Gerber 1, Schönfeld, Wurzbach, EitnerQ, Cohen, GroveW, Marx/Haas

Friedrich Nicolai, Beschreibung einer Reise durch Deutschland und die Schweiz im Jahr 1781, Berlin [u. a.] 1784.

Max Neuburger, Das alte  medizinische Wien in zeitgenössischen Schilderungen, Wien 1921.

Mozart. Briefe und Aufzeichnungen, 7 Bde., hrsg. von Wilhelm A. Bauer u. Otto Erich Deutsch, Kassel [u. a.] 1962−1975.

Joseph Haydn, Gesammelte Briefe und Aufzeichnungen, unter Benützung der Quellensammlung von H. C. Robbins Landon, hrsg. von Dénes Bartha, Kassel 1965.

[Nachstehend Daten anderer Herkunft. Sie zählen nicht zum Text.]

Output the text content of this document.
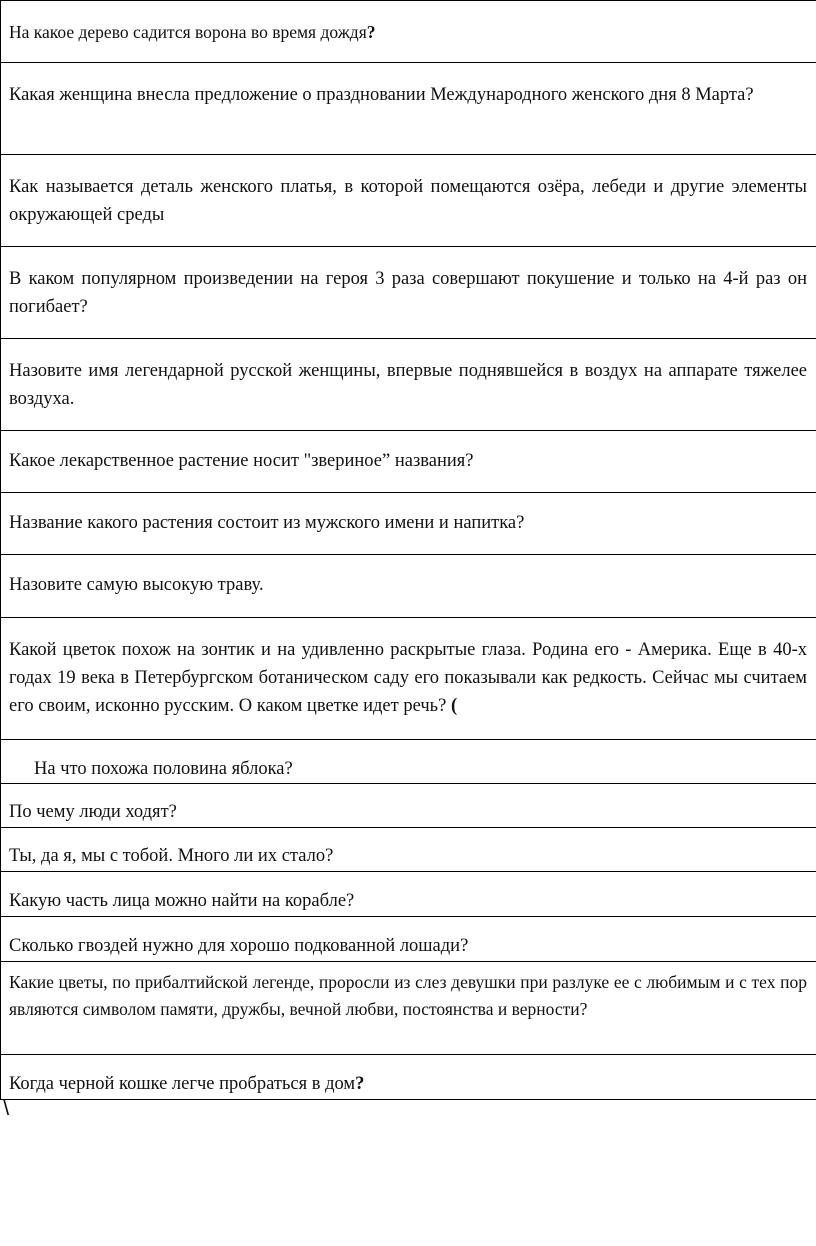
На какое дерево садится ворона во время дождя?
Какая женщина внесла предложение о праздновании Международного женского дня 8 Марта?
Как называется деталь женского платья, в которой помещаются озёра, лебеди и другие элементы окружающей среды
В каком популярном произведении на героя 3 раза совершают покушение и только на 4-й раз он погибает?
Назовите имя легендарной русской женщины, впервые поднявшейся в воздух на аппарате тяжелее воздуха.
Какое лекарственное растение носит "звериное” названия?
Название какого растения состоит из мужского имени и напитка?
Назовите самую высокую траву.
Какой цветок похож на зонтик и на удивленно раскрытые глаза. Родина его - Америка. Еще в 40-х годах 19 века в Петербургском ботаническом саду его показывали как редкость. Сейчас мы считаем его своим, исконно русским. О каком цветке идет речь? (
На что похожа половина яблока?
По чему люди ходят?
Ты, да я, мы с тобой. Много ли их стало?
Какую часть лица можно найти на корабле?
Сколько гвоздей нужно для хорошо подкованной лошади?
Какие цветы, по прибалтийской легенде, проросли из слез девушки при разлуке ее с любимым и с тех пор являются символом памяти, дружбы, вечной любви, постоянства и верности?
Когда черной кошке легче пробраться в дом?
\
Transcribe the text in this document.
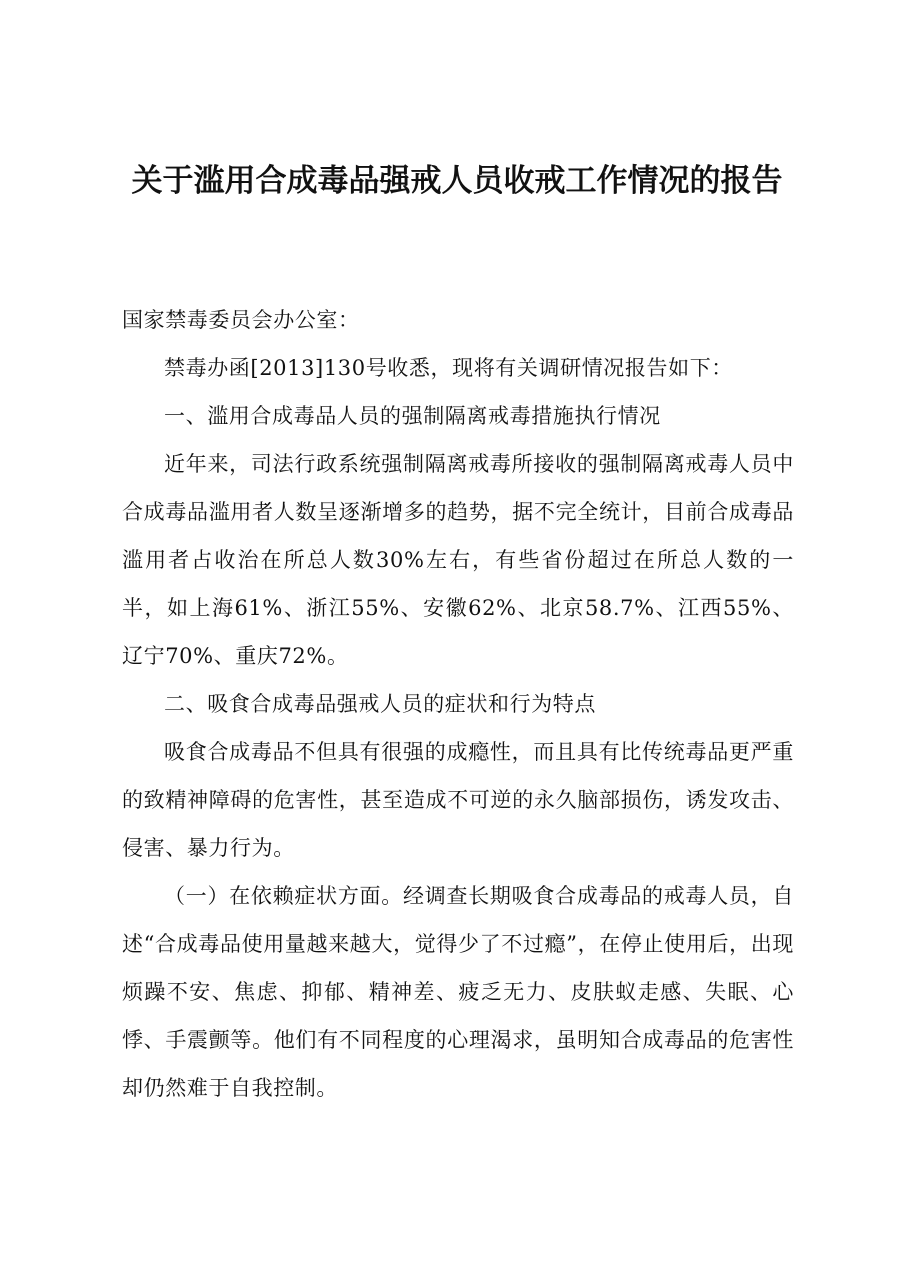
关于滥用合成毒品强戒人员收戒工作情况的报告

国家禁毒委员会办公室：

禁毒办函[2013]130号收悉，现将有关调研情况报告如下：

一、滥用合成毒品人员的强制隔离戒毒措施执行情况

近年来，司法行政系统强制隔离戒毒所接收的强制隔离戒毒人员中合成毒品滥用者人数呈逐渐增多的趋势，据不完全统计，目前合成毒品滥用者占收治在所总人数30%左右，有些省份超过在所总人数的一半，如上海61%、浙江55%、安徽62%、北京58.7%、江西55%、辽宁70%、重庆72%。

二、吸食合成毒品强戒人员的症状和行为特点

吸食合成毒品不但具有很强的成瘾性，而且具有比传统毒品更严重的致精神障碍的危害性，甚至造成不可逆的永久脑部损伤，诱发攻击、侵害、暴力行为。

（一）在依赖症状方面。经调查长期吸食合成毒品的戒毒人员，自述“合成毒品使用量越来越大，觉得少了不过瘾”，在停止使用后，出现烦躁不安、焦虑、抑郁、精神差、疲乏无力、皮肤蚁走感、失眠、心悸、手震颤等。他们有不同程度的心理渴求，虽明知合成毒品的危害性却仍然难于自我控制。
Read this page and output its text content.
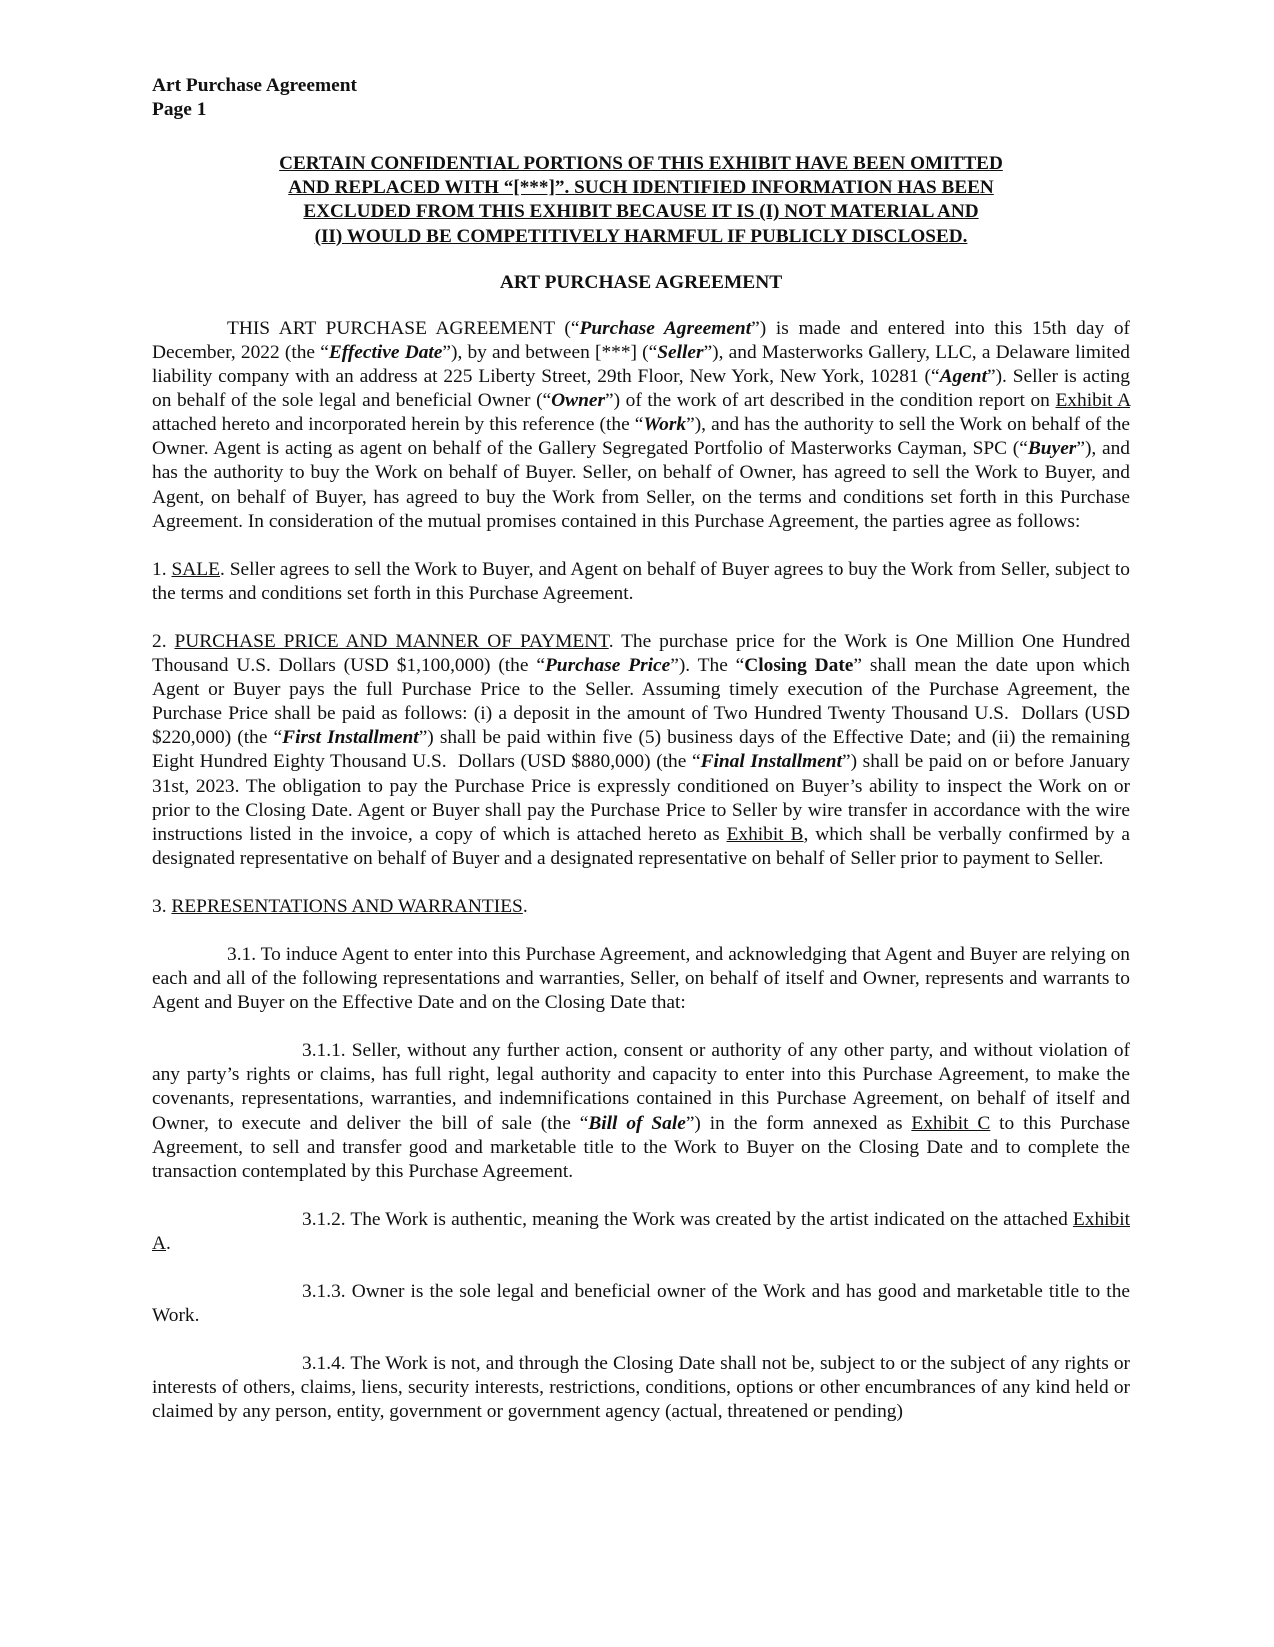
Art Purchase Agreement
Page 1
CERTAIN CONFIDENTIAL PORTIONS OF THIS EXHIBIT HAVE BEEN OMITTED
AND REPLACED WITH “[***]”. SUCH IDENTIFIED INFORMATION HAS BEEN
EXCLUDED FROM THIS EXHIBIT BECAUSE IT IS (I) NOT MATERIAL AND
(II) WOULD BE COMPETITIVELY HARMFUL IF PUBLICLY DISCLOSED.
ART PURCHASE AGREEMENT

THIS ART PURCHASE AGREEMENT (“Purchase Agreement”) is made and entered into this 15th day of December, 2022 (the “Effective Date”), by and between [***] (“Seller”), and Masterworks Gallery, LLC, a Delaware limited liability company with an address at 225 Liberty Street, 29th Floor, New York, New York, 10281 (“Agent”). Seller is acting on behalf of the sole legal and beneficial Owner (“Owner”) of the work of art described in the condition report on Exhibit A attached hereto and incorporated herein by this reference (the “Work”), and has the authority to sell the Work on behalf of the Owner. Agent is acting as agent on behalf of the Gallery Segregated Portfolio of Masterworks Cayman, SPC (“Buyer”), and has the authority to buy the Work on behalf of Buyer. Seller, on behalf of Owner, has agreed to sell the Work to Buyer, and Agent, on behalf of Buyer, has agreed to buy the Work from Seller, on the terms and conditions set forth in this Purchase Agreement. In consideration of the mutual promises contained in this Purchase Agreement, the parties agree as follows:

1. SALE. Seller agrees to sell the Work to Buyer, and Agent on behalf of Buyer agrees to buy the Work from Seller, subject to the terms and conditions set forth in this Purchase Agreement.

2. PURCHASE PRICE AND MANNER OF PAYMENT. The purchase price for the Work is One Million One Hundred Thousand U.S. Dollars (USD $1,100,000) (the “Purchase Price”). The “Closing Date” shall mean the date upon which Agent or Buyer pays the full Purchase Price to the Seller. Assuming timely execution of the Purchase Agreement, the Purchase Price shall be paid as follows: (i) a deposit in the amount of Two Hundred Twenty Thousand U.S.  Dollars (USD $220,000) (the “First Installment”) shall be paid within five (5) business days of the Effective Date; and (ii) the remaining Eight Hundred Eighty Thousand U.S.  Dollars (USD $880,000) (the “Final Installment”) shall be paid on or before January 31st, 2023. The obligation to pay the Purchase Price is expressly conditioned on Buyer’s ability to inspect the Work on or prior to the Closing Date. Agent or Buyer shall pay the Purchase Price to Seller by wire transfer in accordance with the wire instructions listed in the invoice, a copy of which is attached hereto as Exhibit B, which shall be verbally confirmed by a designated representative on behalf of Buyer and a designated representative on behalf of Seller prior to payment to Seller.

3. REPRESENTATIONS AND WARRANTIES.

3.1. To induce Agent to enter into this Purchase Agreement, and acknowledging that Agent and Buyer are relying on each and all of the following representations and warranties, Seller, on behalf of itself and Owner, represents and warrants to Agent and Buyer on the Effective Date and on the Closing Date that:

3.1.1. Seller, without any further action, consent or authority of any other party, and without violation of any party’s rights or claims, has full right, legal authority and capacity to enter into this Purchase Agreement, to make the covenants, representations, warranties, and indemnifications contained in this Purchase Agreement, on behalf of itself and Owner, to execute and deliver the bill of sale (the “Bill of Sale”) in the form annexed as Exhibit C to this Purchase Agreement, to sell and transfer good and marketable title to the Work to Buyer on the Closing Date and to complete the transaction contemplated by this Purchase Agreement.

3.1.2. The Work is authentic, meaning the Work was created by the artist indicated on the attached Exhibit A.

3.1.3. Owner is the sole legal and beneficial owner of the Work and has good and marketable title to the Work.

3.1.4. The Work is not, and through the Closing Date shall not be, subject to or the subject of any rights or interests of others, claims, liens, security interests, restrictions, conditions, options or other encumbrances of any kind held or claimed by any person, entity, government or government agency (actual, threatened or pending)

Ingrid Fuchs, „‚spielte das Fortepiano mit vieler Empfindung und Präzision’. Damen im musikalischen Salon rund um Joseph Haydn“, in: Phänomen Haydn 1732–1809. Prachtliebend, bürgerlich, gottbefohlen, crossover, hrsg. von Schloss Esterházy Management GmbH, Red. Theresia Gabriel u. Gerhard J. Winkler, Schloss Esterházy 2009, S. 144−151.

Tom Beghin, „The Lady Named on the Title Page. The Rhetoric of Dedication in Haydn’s Keyboard Works“, in: Widmungen bei Haydn und Beethoven, hrsg. von Bernhard R. Appel u. Armin Raab, Bonn 2015, S. 93–120.

Melanie Unseld, Musikgeschichte "Klassik" (= Bärenreiter Studienbücher Musik 21), Kassel 2022.